The "transfer of competencies" from international community to local control is hitting a series of stumbling blocks.

Kosovo: Power Transfer Concerns

The "transfer of competencies" from international community to local control is hitting a series of stumbling blocks.

Tuesday, 6 September, 2005

Worries are deepening over the transfer of power in Kosovo, following the Serb boycott on April 8 of the joint commission meeting aimed at shifting power from the United Nations to the Kosovo government.

Serbs in the protectorate fear the meeting marks the beginning of a slide towards an independent Kosovo in which they would have little or no power.

But while some in the protectorate remain cautious over what transferring authority may mean, many Albanians are adamant that the role of Kosovo's government must be expanded.

Ramush Tahiri, political advisor to the President of the Assembly of Kosovo, is convinced that Kosovars can run the country much better than the United Nations Mission in Kosovo, UNMIK, has done in the past four years.

"The bottom line is that UNMIK's budget ends in 2006 and they have to start giving the power away to the local administrators who speak the language, know the mentality and are here to stay for good rather than on a six month contract," Tahiri told IWPR on Wednesday.

Although substantial areas including budgetary, taxation and overall fiscal control have been handed over, UNMIK will retain control defence, justice and diplomatic relations.

UNMIK, however, appears more cautious about how much authority the Kosovo government can expect to assume. "If you want to carry something heavy, then you need strong arms," Simon Haselock, head of UNMIK's public information department told IWPR on Monday.

"Now they know what transfer means, they know that qualified people are needed to deal with it, and there simply aren't enough of those, so it's not as easy as they thought. They really know now what a decade of being frozen out of government has meant."

Lack of professionalism is a key problem facing the new government, according to Haselock. Under the Milosevic regime, Albanians were excluded from government, so many of the officials running Kosovo's institutions have no previous experience to draw on. Challenged over any shortcomings in their work, they make excuses or try to shift the blame, said Haselock.

Officials outside Kosovo have also expressed concern that the transfer process may be moving too fast. In Belgrade Deputy Serb premier Nebojsa Covic said in an interview last week on UNMIK radio that he felt the problem was not with transference itself but rather with its timing. "We are not generally against transfer of competencies, but the problem for us is when and how it is done," he said.

Bajram Rexhepi, the prime minister of Kosovo, has admitted that his government does lack a clear strategy for the power transfer.

According to Rexhepi this is partly due to the fact that the average government salary of 270 euro a month is hardly a motivation for educated civil servants and local specialists, who are more likely to go and work for international organisations for at least double the money.

However, even enthusiasts such as Tahiri - who claims that the Kosovo government can handle all the responsibilities given to it - confess that there is one challenge which will be extremely difficult to overcome.

Many in the government fear that the Kosovo Serbs are becoming increasingly radicalised by the transfer process.

A day after the transfer of power working group began talks, Kosovo Serbs organised a demonstration in Gracanica, the Serbian enclave in the centre of the protectorate, carrying banners protesting against independence.

The transfer of power has a longer term significance to both Albanians and Serbs.
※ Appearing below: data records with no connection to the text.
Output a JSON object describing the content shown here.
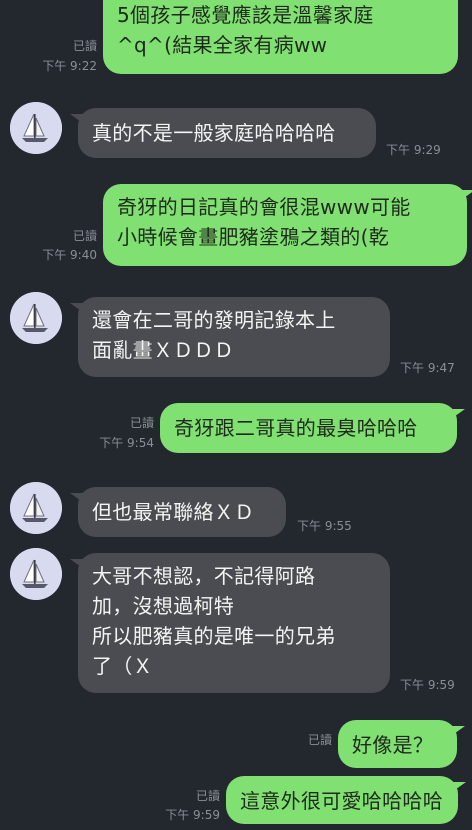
{
  "colors": {
    "background": "#23272e",
    "outgoing_bubble": "#80e071",
    "incoming_bubble": "#4a4c51",
    "meta_text": "#8a8f96",
    "avatar_bg": "#d8dbf0"
  },
  "messages": [
    {
      "dir": "out",
      "lines": [
        "5個孩子感覺應該是溫馨家庭",
        "^q^(結果全家有病ww"
      ],
      "read": "已讀",
      "time": "下午 9:22"
    },
    {
      "dir": "in",
      "lines": [
        "真的不是一般家庭哈哈哈哈"
      ],
      "time": "下午 9:29",
      "avatar": "sailboat-avatar"
    },
    {
      "dir": "out",
      "lines": [
        "奇犽的日記真的會很混www可能",
        "小時候會畫肥豬塗鴉之類的(乾"
      ],
      "read": "已讀",
      "time": "下午 9:40"
    },
    {
      "dir": "in",
      "lines": [
        "還會在二哥的發明記錄本上",
        "面亂畫ＸＤＤＤ"
      ],
      "time": "下午 9:47",
      "avatar": "sailboat-avatar"
    },
    {
      "dir": "out",
      "lines": [
        "奇犽跟二哥真的最臭哈哈哈"
      ],
      "read": "已讀",
      "time": "下午 9:54"
    },
    {
      "dir": "in",
      "lines": [
        "但也最常聯絡ＸＤ"
      ],
      "time": "下午 9:55",
      "avatar": "sailboat-avatar"
    },
    {
      "dir": "in",
      "lines": [
        "大哥不想認，不記得阿路",
        "加，沒想過柯特",
        "所以肥豬真的是唯一的兄弟",
        "了（Ｘ"
      ],
      "time": "下午 9:59",
      "avatar": "sailboat-avatar"
    },
    {
      "dir": "out",
      "lines": [
        "好像是？"
      ],
      "read": "已讀",
      "time": ""
    },
    {
      "dir": "out",
      "lines": [
        "這意外很可愛哈哈哈哈"
      ],
      "read": "已讀",
      "time": "下午 9:59"
    }
  ]
}
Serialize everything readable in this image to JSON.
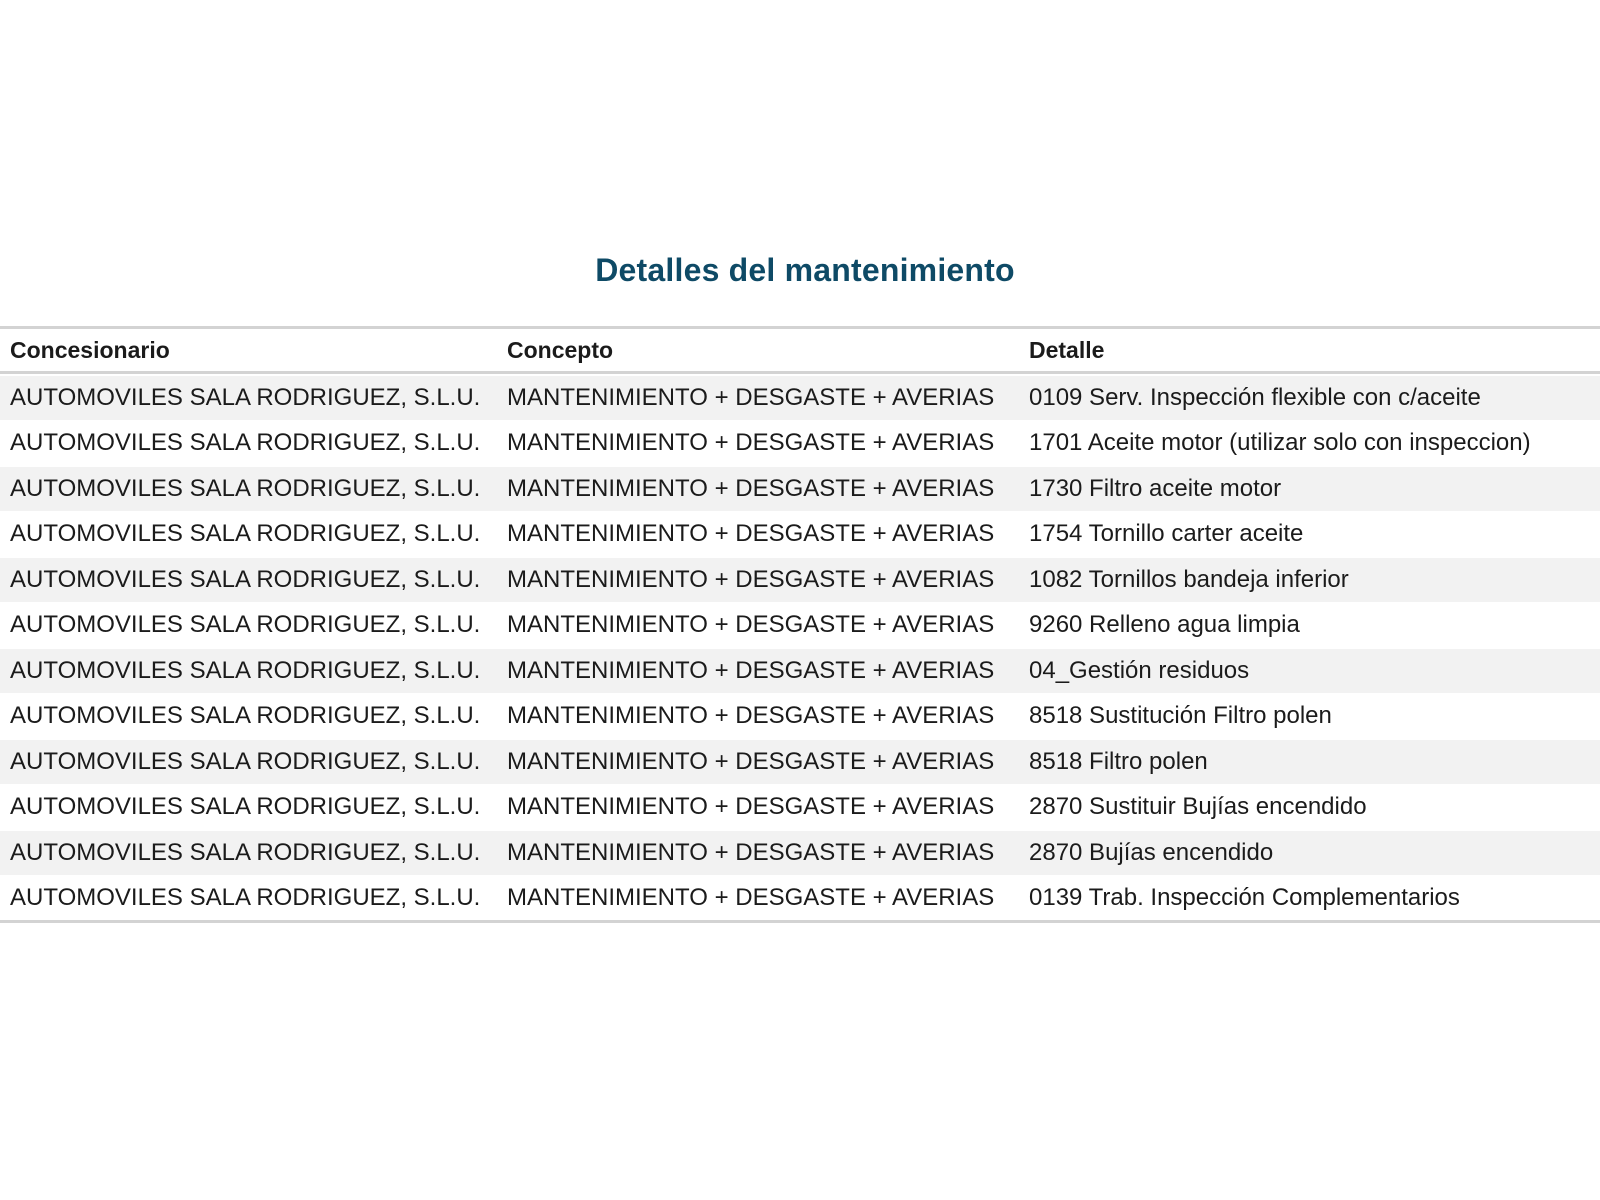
{
  "title": "Detalles del mantenimiento",
  "table": {
    "headers": [
      "Concesionario",
      "Concepto",
      "Detalle"
    ],
    "rows": [
      [
        "AUTOMOVILES SALA RODRIGUEZ, S.L.U.",
        "MANTENIMIENTO + DESGASTE + AVERIAS",
        "0109 Serv. Inspección flexible con c/aceite"
      ],
      [
        "AUTOMOVILES SALA RODRIGUEZ, S.L.U.",
        "MANTENIMIENTO + DESGASTE + AVERIAS",
        "1701 Aceite motor (utilizar solo con inspeccion)"
      ],
      [
        "AUTOMOVILES SALA RODRIGUEZ, S.L.U.",
        "MANTENIMIENTO + DESGASTE + AVERIAS",
        "1730 Filtro aceite motor"
      ],
      [
        "AUTOMOVILES SALA RODRIGUEZ, S.L.U.",
        "MANTENIMIENTO + DESGASTE + AVERIAS",
        "1754 Tornillo carter aceite"
      ],
      [
        "AUTOMOVILES SALA RODRIGUEZ, S.L.U.",
        "MANTENIMIENTO + DESGASTE + AVERIAS",
        "1082 Tornillos bandeja inferior"
      ],
      [
        "AUTOMOVILES SALA RODRIGUEZ, S.L.U.",
        "MANTENIMIENTO + DESGASTE + AVERIAS",
        "9260 Relleno agua limpia"
      ],
      [
        "AUTOMOVILES SALA RODRIGUEZ, S.L.U.",
        "MANTENIMIENTO + DESGASTE + AVERIAS",
        "04_Gestión residuos"
      ],
      [
        "AUTOMOVILES SALA RODRIGUEZ, S.L.U.",
        "MANTENIMIENTO + DESGASTE + AVERIAS",
        "8518 Sustitución Filtro polen"
      ],
      [
        "AUTOMOVILES SALA RODRIGUEZ, S.L.U.",
        "MANTENIMIENTO + DESGASTE + AVERIAS",
        "8518 Filtro polen"
      ],
      [
        "AUTOMOVILES SALA RODRIGUEZ, S.L.U.",
        "MANTENIMIENTO + DESGASTE + AVERIAS",
        "2870 Sustituir Bujías encendido"
      ],
      [
        "AUTOMOVILES SALA RODRIGUEZ, S.L.U.",
        "MANTENIMIENTO + DESGASTE + AVERIAS",
        "2870 Bujías encendido"
      ],
      [
        "AUTOMOVILES SALA RODRIGUEZ, S.L.U.",
        "MANTENIMIENTO + DESGASTE + AVERIAS",
        "0139 Trab. Inspección Complementarios"
      ]
    ]
  }
}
The former, many of whom want sovereignty, see the process as an opportunity to prove they are capable of running their own state.
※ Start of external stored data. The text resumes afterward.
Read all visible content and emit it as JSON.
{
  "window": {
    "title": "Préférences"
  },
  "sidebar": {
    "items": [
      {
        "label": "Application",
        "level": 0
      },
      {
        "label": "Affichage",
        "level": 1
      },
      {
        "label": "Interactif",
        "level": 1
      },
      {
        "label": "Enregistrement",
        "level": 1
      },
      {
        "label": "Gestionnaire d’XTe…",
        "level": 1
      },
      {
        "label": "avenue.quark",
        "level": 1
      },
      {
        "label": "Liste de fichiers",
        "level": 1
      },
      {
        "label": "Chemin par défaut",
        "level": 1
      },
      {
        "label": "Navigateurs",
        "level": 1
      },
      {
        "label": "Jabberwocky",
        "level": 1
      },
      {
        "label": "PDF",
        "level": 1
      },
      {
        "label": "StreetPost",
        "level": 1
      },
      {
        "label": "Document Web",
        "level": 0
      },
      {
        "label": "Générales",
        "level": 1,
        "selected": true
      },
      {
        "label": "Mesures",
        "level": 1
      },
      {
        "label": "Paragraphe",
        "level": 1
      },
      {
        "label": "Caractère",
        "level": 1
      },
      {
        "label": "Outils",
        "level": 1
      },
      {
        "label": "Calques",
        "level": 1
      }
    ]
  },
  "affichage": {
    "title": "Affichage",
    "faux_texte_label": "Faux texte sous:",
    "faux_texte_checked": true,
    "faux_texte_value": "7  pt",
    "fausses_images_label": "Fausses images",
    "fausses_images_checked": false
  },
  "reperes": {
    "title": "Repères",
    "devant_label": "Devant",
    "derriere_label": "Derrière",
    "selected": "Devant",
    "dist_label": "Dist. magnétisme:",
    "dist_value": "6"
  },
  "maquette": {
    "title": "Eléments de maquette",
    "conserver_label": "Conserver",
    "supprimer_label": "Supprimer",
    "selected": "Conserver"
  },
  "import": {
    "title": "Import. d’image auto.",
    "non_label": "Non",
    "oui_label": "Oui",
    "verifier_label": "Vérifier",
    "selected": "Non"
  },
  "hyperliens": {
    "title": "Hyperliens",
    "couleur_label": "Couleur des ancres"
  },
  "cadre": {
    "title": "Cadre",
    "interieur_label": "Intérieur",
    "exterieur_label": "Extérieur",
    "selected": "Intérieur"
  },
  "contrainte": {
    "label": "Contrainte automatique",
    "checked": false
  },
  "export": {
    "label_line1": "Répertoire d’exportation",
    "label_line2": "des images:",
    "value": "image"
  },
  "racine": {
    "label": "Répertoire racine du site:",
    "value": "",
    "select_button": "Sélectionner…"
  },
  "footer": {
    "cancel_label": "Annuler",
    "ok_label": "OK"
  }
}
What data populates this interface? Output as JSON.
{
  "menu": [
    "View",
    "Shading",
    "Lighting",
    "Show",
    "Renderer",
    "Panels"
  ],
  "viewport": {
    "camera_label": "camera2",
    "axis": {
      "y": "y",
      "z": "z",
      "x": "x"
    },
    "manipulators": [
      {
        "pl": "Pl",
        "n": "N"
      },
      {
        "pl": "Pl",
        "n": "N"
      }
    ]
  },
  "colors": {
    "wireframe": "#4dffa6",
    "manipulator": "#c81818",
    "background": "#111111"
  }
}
Mehmet Hajrizi, secretary to the prime-minister said: "It is very important, because it will have a bearing on how Kosovo meets the standards which the international community has laid down as the primary conditions for our independence."

Officials have so far complained that their limited mandate prevents them from working effectively. UNMIK insists that the current government's incompetence in exercising its limited authority means it has not yet earned the right to greater powers. "Faced with a difficult situation, too many local officials raise their hands and ask UNMIK to come in and help them," claimed Haselock.
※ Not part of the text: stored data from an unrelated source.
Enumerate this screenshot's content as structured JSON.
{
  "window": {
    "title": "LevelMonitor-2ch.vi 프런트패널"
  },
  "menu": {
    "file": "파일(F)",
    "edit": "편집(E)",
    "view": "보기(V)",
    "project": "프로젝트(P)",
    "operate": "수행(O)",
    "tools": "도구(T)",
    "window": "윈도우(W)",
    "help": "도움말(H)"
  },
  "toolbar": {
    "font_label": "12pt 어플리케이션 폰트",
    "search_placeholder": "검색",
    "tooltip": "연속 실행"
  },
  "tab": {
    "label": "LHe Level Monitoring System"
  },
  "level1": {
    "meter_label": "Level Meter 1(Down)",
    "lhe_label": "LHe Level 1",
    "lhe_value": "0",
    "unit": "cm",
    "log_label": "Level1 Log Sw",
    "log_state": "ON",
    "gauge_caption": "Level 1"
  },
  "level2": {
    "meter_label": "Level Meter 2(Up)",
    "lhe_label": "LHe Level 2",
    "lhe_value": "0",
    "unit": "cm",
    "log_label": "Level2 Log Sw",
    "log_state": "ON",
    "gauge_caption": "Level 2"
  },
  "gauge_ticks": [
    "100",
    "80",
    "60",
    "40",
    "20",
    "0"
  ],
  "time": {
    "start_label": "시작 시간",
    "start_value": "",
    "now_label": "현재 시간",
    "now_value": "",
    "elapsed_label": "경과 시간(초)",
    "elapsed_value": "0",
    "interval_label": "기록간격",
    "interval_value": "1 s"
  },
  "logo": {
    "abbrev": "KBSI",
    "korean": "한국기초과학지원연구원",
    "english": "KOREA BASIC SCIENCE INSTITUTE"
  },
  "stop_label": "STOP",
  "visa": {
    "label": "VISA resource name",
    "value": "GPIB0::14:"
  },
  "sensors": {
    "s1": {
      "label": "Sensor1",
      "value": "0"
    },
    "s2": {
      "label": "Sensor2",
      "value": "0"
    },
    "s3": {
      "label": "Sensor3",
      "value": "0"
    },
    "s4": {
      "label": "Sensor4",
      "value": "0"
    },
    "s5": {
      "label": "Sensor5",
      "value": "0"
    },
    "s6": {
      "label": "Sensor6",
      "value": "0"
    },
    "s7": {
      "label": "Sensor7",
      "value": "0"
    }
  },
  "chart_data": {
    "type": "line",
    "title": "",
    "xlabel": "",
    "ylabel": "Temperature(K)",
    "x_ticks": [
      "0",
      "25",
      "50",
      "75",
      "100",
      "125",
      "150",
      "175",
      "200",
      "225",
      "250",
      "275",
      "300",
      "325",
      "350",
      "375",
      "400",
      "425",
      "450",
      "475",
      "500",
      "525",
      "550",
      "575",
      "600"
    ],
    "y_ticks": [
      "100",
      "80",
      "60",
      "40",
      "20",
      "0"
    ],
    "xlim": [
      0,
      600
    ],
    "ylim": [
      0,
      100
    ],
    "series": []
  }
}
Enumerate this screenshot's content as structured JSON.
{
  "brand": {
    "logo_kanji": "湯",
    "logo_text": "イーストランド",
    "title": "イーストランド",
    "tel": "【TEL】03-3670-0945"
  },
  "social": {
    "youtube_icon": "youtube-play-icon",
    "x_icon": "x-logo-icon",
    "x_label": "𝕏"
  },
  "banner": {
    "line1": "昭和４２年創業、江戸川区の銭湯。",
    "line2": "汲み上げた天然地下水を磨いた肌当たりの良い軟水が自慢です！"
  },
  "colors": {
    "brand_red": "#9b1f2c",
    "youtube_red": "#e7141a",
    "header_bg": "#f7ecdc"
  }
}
"The non-functioning of the tax system is one of the most glaring examples," he said, adding that out of 40,000 businesses now registered in Kosovo, the government has only collected taxes from 2,000 - which means that 95 per cent of businesses are not paying. Even the Kosovo Energy Corporation, KEK, the biggest public company in the province, has not been taxed.

Tahiri begs to differ, claiming that UNMIK is the highest authority when it comes making taxation effective.

While the blame game continues, it appears as if the process which is, in theory, being called "the transfer of competencies" may in practice turn into a transfer of incompetencies - from UNMIK to Kosovo government.

Alma Lama is a regular IWPR contributor.